# New Remington Recall



## Critter (Mar 20, 2010)

Looks like there is a new recall on some Remington rifles.

Model 700 and Model Seven rifles with the XMP trigger are affected.

http://www.remington.com/pages/news... Arms Announces Voluntary Product Recall.aspx


----------



## Huntin8 (Jul 15, 2013)

Oh good. Looks like I get to send my brand new rifle in.


----------



## LanceS4803 (Mar 5, 2014)

Just great, only 800,000 rifles affected. A rifle will take forever to get back. Better if Remington just sent a new trigger assembly and let the owner replace it.
There has to be a way for someone more local to look at this, or just get an aftermarket trigger.


----------



## Mtnbeer (Jul 15, 2012)

This sucks. I just checked and my beloved 270 WSM is part of the recall. I love that gun and the trigger is one of my favorite parts. It breaks like glass. I hope they don't make the trigger some mushy piece of crap. 
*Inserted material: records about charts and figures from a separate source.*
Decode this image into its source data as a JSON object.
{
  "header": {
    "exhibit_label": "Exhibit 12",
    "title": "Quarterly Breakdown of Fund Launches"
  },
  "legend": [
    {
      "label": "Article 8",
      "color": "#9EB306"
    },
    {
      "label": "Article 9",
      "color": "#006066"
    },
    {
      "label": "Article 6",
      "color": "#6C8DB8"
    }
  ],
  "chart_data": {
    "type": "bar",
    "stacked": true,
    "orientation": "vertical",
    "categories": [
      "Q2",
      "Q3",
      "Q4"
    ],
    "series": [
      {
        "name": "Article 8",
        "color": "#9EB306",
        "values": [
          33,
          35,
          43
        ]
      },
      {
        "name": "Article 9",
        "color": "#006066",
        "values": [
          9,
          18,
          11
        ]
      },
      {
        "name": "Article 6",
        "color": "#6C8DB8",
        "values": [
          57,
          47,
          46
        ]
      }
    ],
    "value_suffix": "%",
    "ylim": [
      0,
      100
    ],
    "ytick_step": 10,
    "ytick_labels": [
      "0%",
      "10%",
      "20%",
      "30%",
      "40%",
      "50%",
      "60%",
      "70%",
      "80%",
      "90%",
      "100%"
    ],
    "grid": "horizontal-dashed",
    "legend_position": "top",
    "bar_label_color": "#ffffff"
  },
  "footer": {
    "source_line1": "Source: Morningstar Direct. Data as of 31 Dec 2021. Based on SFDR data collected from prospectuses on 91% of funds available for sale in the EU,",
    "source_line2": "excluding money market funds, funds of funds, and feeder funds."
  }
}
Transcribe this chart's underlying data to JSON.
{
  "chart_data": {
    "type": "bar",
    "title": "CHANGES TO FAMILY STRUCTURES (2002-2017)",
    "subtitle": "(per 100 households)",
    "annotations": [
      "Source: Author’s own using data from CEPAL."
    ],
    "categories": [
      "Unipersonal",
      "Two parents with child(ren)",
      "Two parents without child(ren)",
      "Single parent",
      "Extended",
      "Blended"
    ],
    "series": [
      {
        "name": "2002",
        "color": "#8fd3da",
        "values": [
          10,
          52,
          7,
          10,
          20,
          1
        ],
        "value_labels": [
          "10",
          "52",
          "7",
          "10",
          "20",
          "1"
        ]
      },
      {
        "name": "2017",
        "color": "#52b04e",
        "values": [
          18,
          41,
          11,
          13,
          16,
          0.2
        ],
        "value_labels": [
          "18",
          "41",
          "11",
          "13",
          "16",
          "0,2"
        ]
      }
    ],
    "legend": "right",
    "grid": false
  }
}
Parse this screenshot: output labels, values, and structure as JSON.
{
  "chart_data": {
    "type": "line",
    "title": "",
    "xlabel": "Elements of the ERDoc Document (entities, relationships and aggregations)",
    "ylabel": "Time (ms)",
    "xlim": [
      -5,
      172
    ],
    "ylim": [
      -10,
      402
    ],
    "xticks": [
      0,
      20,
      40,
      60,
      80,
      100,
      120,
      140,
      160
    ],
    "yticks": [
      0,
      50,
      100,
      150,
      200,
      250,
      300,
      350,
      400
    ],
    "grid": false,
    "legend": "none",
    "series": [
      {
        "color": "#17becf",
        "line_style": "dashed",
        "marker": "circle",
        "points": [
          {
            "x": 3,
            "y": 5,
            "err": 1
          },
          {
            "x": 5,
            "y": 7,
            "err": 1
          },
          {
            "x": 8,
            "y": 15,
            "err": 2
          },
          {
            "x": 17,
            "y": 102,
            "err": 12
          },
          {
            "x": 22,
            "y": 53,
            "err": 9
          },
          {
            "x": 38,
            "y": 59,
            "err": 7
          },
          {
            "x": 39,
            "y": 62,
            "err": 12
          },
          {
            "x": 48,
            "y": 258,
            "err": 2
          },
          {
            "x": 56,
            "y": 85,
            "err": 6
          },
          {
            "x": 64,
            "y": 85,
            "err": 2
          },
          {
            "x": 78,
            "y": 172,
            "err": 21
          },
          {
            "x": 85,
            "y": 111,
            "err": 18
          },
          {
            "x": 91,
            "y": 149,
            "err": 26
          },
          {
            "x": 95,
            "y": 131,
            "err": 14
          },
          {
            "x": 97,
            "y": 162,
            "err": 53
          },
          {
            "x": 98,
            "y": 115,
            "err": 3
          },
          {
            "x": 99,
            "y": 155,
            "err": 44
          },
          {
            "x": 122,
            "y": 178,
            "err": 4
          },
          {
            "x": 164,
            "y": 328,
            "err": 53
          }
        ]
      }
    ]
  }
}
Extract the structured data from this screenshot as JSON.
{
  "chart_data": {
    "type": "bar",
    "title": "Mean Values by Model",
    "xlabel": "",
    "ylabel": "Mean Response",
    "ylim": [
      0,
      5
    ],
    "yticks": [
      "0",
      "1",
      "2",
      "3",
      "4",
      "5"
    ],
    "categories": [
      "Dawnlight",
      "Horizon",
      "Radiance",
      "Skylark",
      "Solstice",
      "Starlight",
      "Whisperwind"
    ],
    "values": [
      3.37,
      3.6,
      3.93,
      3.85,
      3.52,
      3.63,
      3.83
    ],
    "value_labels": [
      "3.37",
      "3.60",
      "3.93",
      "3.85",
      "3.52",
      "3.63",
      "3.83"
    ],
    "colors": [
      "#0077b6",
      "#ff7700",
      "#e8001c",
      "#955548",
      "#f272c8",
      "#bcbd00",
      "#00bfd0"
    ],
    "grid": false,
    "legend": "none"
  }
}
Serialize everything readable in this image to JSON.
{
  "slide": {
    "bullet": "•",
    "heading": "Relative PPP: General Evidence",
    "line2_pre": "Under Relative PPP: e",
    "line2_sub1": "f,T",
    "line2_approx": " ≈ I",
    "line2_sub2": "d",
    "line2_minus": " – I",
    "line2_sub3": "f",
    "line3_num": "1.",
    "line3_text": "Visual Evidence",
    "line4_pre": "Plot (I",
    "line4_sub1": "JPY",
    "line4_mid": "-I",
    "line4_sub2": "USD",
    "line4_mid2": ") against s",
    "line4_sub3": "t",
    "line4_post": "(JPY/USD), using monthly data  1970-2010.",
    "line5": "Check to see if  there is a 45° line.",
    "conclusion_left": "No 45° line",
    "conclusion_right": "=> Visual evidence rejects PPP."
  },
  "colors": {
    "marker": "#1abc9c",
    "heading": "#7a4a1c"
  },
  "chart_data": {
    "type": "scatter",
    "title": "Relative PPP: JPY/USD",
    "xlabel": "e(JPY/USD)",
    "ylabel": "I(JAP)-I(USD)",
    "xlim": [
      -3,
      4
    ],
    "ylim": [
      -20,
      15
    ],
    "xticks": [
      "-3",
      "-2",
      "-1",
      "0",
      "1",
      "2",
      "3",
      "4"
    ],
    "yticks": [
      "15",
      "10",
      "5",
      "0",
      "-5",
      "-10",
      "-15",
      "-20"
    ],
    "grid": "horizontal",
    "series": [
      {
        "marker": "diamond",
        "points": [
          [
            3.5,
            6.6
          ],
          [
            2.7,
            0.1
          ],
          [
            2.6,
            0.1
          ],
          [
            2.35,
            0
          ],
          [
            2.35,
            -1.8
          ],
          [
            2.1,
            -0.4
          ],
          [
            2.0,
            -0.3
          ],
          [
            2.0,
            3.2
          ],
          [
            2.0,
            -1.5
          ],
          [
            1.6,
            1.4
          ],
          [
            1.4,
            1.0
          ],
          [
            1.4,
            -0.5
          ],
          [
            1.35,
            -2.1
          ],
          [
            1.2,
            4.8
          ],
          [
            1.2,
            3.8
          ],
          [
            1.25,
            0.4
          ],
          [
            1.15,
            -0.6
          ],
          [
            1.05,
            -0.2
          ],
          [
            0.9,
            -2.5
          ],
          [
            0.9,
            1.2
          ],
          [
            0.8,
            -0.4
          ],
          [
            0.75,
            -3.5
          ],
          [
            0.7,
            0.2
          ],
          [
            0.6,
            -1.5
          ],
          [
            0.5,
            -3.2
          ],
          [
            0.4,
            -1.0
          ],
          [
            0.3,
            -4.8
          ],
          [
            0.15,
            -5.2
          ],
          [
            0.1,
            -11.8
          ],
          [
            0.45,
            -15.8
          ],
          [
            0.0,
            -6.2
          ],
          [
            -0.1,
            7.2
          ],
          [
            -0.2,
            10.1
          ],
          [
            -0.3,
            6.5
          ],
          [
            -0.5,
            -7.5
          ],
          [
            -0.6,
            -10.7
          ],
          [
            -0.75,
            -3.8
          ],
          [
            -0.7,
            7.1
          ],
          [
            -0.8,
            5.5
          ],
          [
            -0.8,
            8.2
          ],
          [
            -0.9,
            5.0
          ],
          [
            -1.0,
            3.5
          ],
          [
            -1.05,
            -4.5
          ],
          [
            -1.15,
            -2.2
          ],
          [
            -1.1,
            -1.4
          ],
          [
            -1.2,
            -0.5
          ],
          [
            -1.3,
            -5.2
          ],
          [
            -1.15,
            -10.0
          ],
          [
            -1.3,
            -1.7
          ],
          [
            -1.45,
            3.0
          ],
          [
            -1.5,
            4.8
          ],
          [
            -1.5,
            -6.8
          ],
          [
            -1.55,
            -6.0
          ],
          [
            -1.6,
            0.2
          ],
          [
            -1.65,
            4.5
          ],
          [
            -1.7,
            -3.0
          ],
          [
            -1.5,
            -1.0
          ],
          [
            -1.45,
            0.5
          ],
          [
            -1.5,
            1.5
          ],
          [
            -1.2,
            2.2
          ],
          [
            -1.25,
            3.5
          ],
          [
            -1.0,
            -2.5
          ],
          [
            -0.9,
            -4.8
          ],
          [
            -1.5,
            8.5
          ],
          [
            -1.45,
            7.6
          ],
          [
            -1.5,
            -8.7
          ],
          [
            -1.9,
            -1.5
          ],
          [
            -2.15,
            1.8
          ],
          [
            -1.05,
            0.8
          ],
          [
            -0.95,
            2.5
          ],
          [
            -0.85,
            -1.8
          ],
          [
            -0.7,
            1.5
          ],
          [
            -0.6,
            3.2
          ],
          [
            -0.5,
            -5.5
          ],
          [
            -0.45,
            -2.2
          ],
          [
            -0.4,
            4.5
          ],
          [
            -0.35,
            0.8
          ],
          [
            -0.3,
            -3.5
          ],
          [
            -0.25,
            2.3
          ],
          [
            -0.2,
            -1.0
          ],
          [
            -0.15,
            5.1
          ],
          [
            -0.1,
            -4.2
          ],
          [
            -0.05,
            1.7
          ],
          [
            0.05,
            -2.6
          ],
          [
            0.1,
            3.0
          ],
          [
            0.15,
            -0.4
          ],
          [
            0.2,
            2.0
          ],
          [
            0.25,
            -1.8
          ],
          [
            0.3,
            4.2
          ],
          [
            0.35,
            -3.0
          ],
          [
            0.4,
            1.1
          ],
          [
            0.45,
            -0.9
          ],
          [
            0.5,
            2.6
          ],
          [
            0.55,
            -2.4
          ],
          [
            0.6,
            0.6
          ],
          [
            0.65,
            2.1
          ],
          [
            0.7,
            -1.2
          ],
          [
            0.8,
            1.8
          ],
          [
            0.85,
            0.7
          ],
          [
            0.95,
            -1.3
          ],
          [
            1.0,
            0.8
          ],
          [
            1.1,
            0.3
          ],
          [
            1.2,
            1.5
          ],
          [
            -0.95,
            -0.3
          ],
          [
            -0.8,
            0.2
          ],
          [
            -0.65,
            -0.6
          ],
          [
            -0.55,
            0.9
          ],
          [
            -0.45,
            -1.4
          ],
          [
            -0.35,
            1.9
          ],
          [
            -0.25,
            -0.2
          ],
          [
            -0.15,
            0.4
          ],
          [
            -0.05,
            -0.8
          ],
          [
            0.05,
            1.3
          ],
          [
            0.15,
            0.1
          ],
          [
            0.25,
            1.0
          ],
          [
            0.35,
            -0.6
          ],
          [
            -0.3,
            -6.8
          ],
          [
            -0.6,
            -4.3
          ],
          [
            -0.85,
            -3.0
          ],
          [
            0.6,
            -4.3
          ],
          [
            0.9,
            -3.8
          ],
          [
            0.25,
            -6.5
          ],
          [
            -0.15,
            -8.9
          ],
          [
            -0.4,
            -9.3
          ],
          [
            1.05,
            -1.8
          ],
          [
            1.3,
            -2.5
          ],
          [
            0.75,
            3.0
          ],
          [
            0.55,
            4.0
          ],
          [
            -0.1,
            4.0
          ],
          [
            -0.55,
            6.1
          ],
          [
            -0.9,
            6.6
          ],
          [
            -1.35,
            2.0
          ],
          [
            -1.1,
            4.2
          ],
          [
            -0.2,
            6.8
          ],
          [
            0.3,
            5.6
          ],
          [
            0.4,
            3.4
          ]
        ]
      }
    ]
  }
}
At least it's not 3 months from now. Hopefully, they can turn the guns around pretty quick.


----------



## wyogoob (Sep 7, 2007)

I love my XMP triggers. The recall is voluntary. I'm not sending mine in.

Guns are inherently dangerous for crying out loud. Be careful where ya point em.


----------



## Huntin8 (Jul 15, 2013)

Well, I thought I might send mine in... two months later, I finally received the shipping box. Not so sure I will be sending it in anymore. Two months to get an empty box!? It will take a year to send it in, get it "fixed" and sent back.


----------



## Springville Shooter (Oct 15, 2010)

wyogoob said:


> I love my XMP triggers. The recall is voluntary. I'm not sending mine in.
> 
> Guns are inherently dangerous for crying out loud. Be careful where ya point em.


Thank you Goob for saying what I was thinking. If you are concerned, talk with a GUNSMITH and let them give you advice regarding your firearm.....if not, you are letting lawyers decide what happens to your gun.--------SS


----------



## Huntin8 (Jul 15, 2013)

I don"t think I was ever going to send it in, I just wanted to get the process started in case I changed my mind. Like Goob said, pay attention to what you are doing!


----------



## Loke (Sep 7, 2007)

We're starting to get them back at the store. And believe it or not, they are coming back with decent trigger pulls. At least for now. If I had any to send back personally, I would contact Brownells or MidwayUSA, have them send me a Timney drop in unit, and install it my self. Just my thoughts.


----------



## BPturkeys (Sep 13, 2007)

That da*m Obama at it again?


----------



## RandomElk16 (Sep 17, 2013)

Loke thats what I was thinking. If you don't love your trigger you could send it in forever to get another factory trigger... Or you could spend a small price for a great trigger.


Loke they probably sent yours back fast so they can push them sales out!



Edit: The recall says unintentionally discharge. That would mean you had one chambered. Usually that means you were ready to fire your weapon doesn't it?


----------



## Loke (Sep 7, 2007)

What was happening was there was too much thread locking compound used on the adjustment screws. Over time, some of this would break loose and could find its way into the sear, preventing it from seating properly. This would allow the sear to release when not intended. At least this is how I understand the issue to be. 
No, they are not giving the retail customer preferential treatment. The one we got back was one that was sent in a couple of months before the recall for some other issues.


----------



## Bears Butt (Sep 12, 2007)

Thanks Critter!


----------



## sawsman (Sep 13, 2007)

Probably worth a bump.

Here's another link:

http://www.remington.com/pages/news...all-notice-Remington-model700-modelseven.aspx


----------